La ritournelle de la faim est celle de la faim physique, et celle de la faim de sens et de justice qui anime Ethel.
Elle est l'enfant d'une bourgeoisie en train de mourir à petit feu, l'enfant d'une communauté mauricienne dont les rires, l'éclat masquent mal la menace diffuse qui naît et s'étend au fil des années 30. Dans les repas du dimanche où son père Alexandre le beau réunit famille, amis et relations d'affaire, elle apprend petit à petit les rancoeurs, les mesquineries, les jalousies, et la haine de l'autre. Non qu'elle vive avec eux. Dès l'enfance, Ethel est celle qui observe, qui vit à côté. Si elle a faim dans ces années d'opulence, c'est de l'amour familial que des parents en guerre sont bien en peine de donner. Et elle digère: la trahison de son père qui lui vole l'héritage de son grand-oncle monsieur Soliman, l'antisémitisme et le nationalisme qui animent son entourage, la colère et l'adultère qui séparent ses parents. Par petites touches, au prisme du regard d'Ethel, Le Clezio offre finalement plus qu'une histoire de famille. Il dresse le portrait de la France de l'entre-deux-guerre, de celle de Vichy et de celle de la Libération. Tout en nuances, en finesse comme il sait si bien le faire, par des dialogues, des extraits, et un récit qui coule de la première à la dernière ligne.

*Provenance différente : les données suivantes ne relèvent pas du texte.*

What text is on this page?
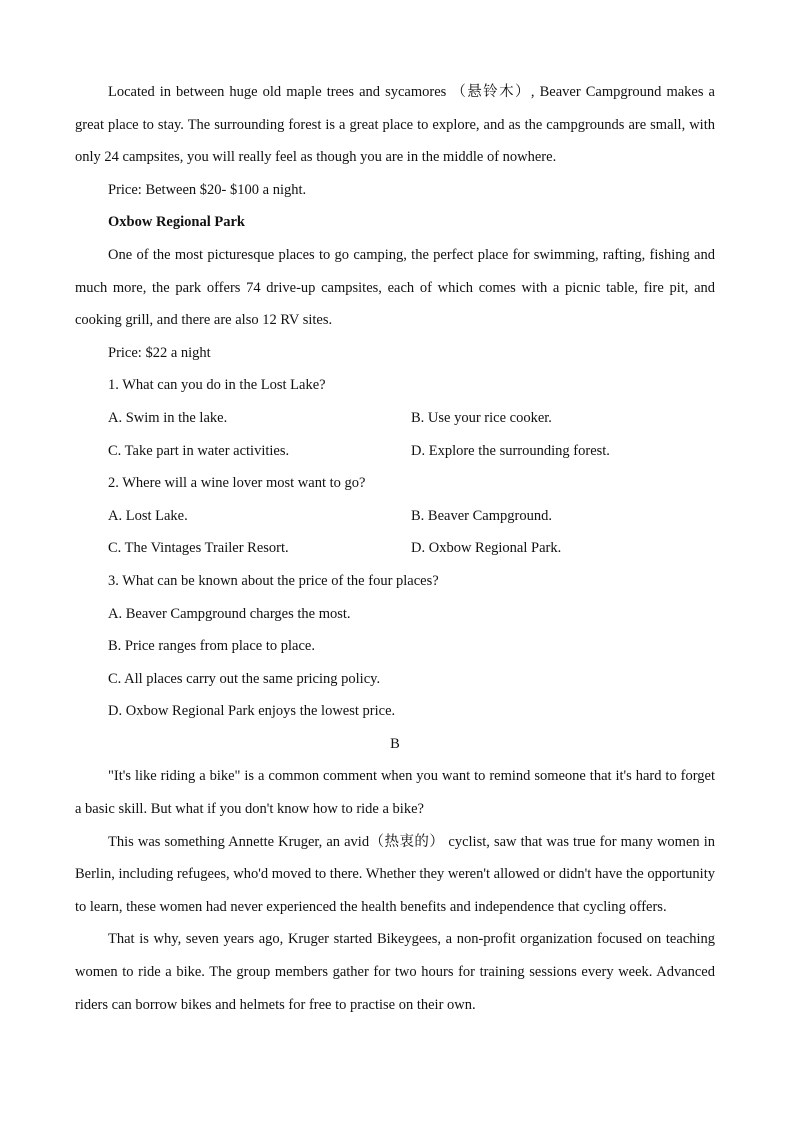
Located in between huge old maple trees and sycamores （悬铃木）, Beaver Campground makes a great place to stay. The surrounding forest is a great place to explore, and as the campgrounds are small, with only 24 campsites, you will really feel as though you are in the middle of nowhere.

Price: Between $20- $100 a night.

Oxbow Regional Park

One of the most picturesque places to go camping, the perfect place for swimming, rafting, fishing and much more, the park offers 74 drive-up campsites, each of which comes with a picnic table, fire pit, and cooking grill, and there are also 12 RV sites.

Price: $22 a night

1. What can you do in the Lost Lake?

A. Swim in the lake.	B. Use your rice cooker.
C. Take part in water activities.	D. Explore the surrounding forest.

2. Where will a wine lover most want to go?

A. Lost Lake.	B. Beaver Campground.
C. The Vintages Trailer Resort.	D. Oxbow Regional Park.

3. What can be known about the price of the four places?

A. Beaver Campground charges the most.

B. Price ranges from place to place.

C. All places carry out the same pricing policy.

D. Oxbow Regional Park enjoys the lowest price.

B

"It's like riding a bike" is a common comment when you want to remind someone that it's hard to forget a basic skill. But what if you don't know how to ride a bike?

This was something Annette Kruger, an avid（热衷的） cyclist, saw that was true for many women in Berlin, including refugees, who'd moved to there. Whether they weren't allowed or didn't have the opportunity to learn, these women had never experienced the health benefits and independence that cycling offers.

That is why, seven years ago, Kruger started Bikeygees, a non-profit organization focused on teaching women to ride a bike. The group members gather for two hours for training sessions every week. Advanced riders can borrow bikes and helmets for free to practise on their own.
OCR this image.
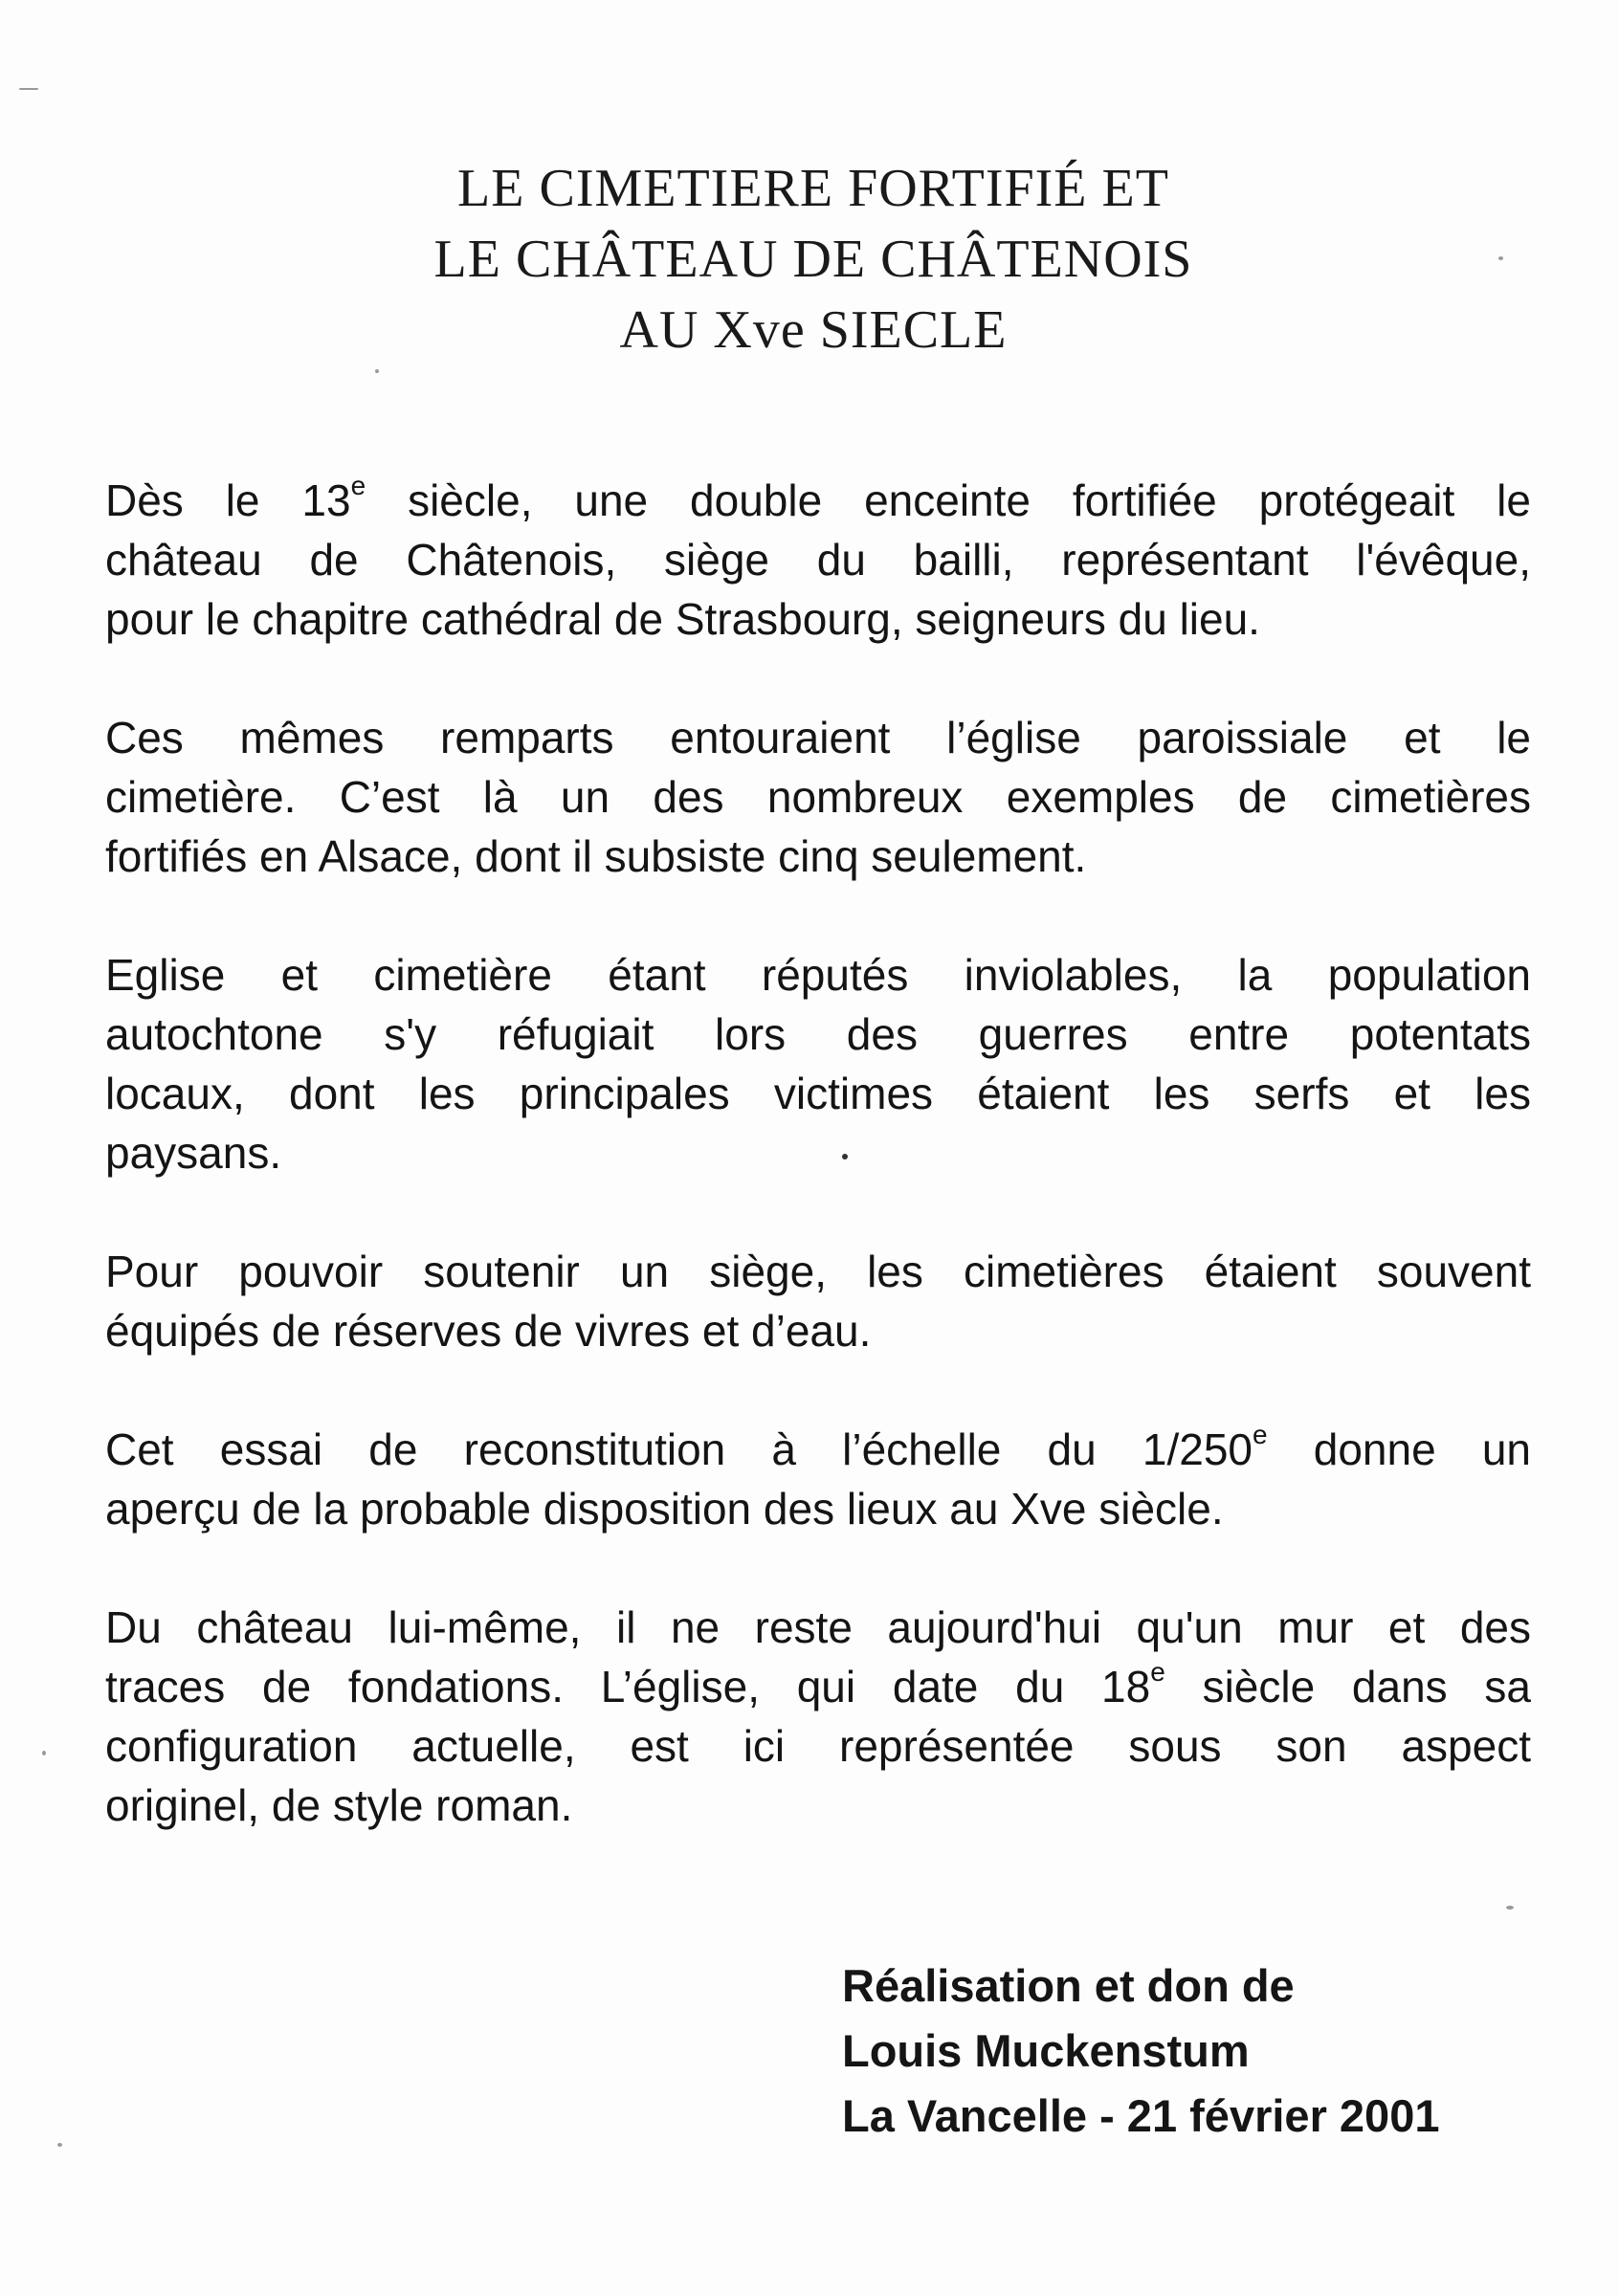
LE CIMETIERE FORTIFIÉ ET
LE CHÂTEAU DE CHÂTENOIS
AU Xve SIECLE

Dès le 13e siècle, une double enceinte fortifiée protégeait le
château de Châtenois, siège du bailli, représentant l'évêque,
pour le chapitre cathédral de Strasbourg, seigneurs du lieu.

Ces mêmes remparts entouraient l’église paroissiale et le
cimetière. C’est là un des nombreux exemples de cimetières
fortifiés en Alsace, dont il subsiste cinq seulement.

Eglise et cimetière étant réputés inviolables, la population
autochtone s'y réfugiait lors des guerres entre potentats
locaux, dont les principales victimes étaient les serfs et les
paysans.

Pour pouvoir soutenir un siège, les cimetières étaient souvent
équipés de réserves de vivres et d’eau.

Cet essai de reconstitution à l’échelle du 1/250e donne un
aperçu de la probable disposition des lieux au Xve siècle.

Du château lui-même, il ne reste aujourd'hui qu'un mur et des
traces de fondations. L’église, qui date du 18e siècle dans sa
configuration actuelle, est ici représentée sous son aspect
originel, de style roman.

Réalisation et don de
Louis Muckenstum
La Vancelle - 21 février 2001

La ritournelle de la faim est celle de la faim de liberté qui anime Ethel. Cette faim qu'elle croit partager avec Xénia, la jeune noble russe exilée et déchue qui la fascine par le combat quotidien qu'elle mène pour simplement vivre, par son cynisme et l'énergie folle qu'elle déploie. Leurs parcours sont des miroirs posés l'un en face de l'autre. Xénia va trahir, se trahir en choisissant après la pauvreté, à cause de la pauvreté le confort d'un mariage bourgeois et abdiquant sa fierté et sa lucidité. Ethel, sans que l'on sache de qui d'autre que son grand-oncle elle peut tenir sa loyauté, sa passion, sa force, va choisir la liberté et la colère, au prix du confort. L'écrivain s'efface derrière ce personnage de femme, égrenant des phrases sèches, concises, neutres qui la laisse pleinement s'exprimer.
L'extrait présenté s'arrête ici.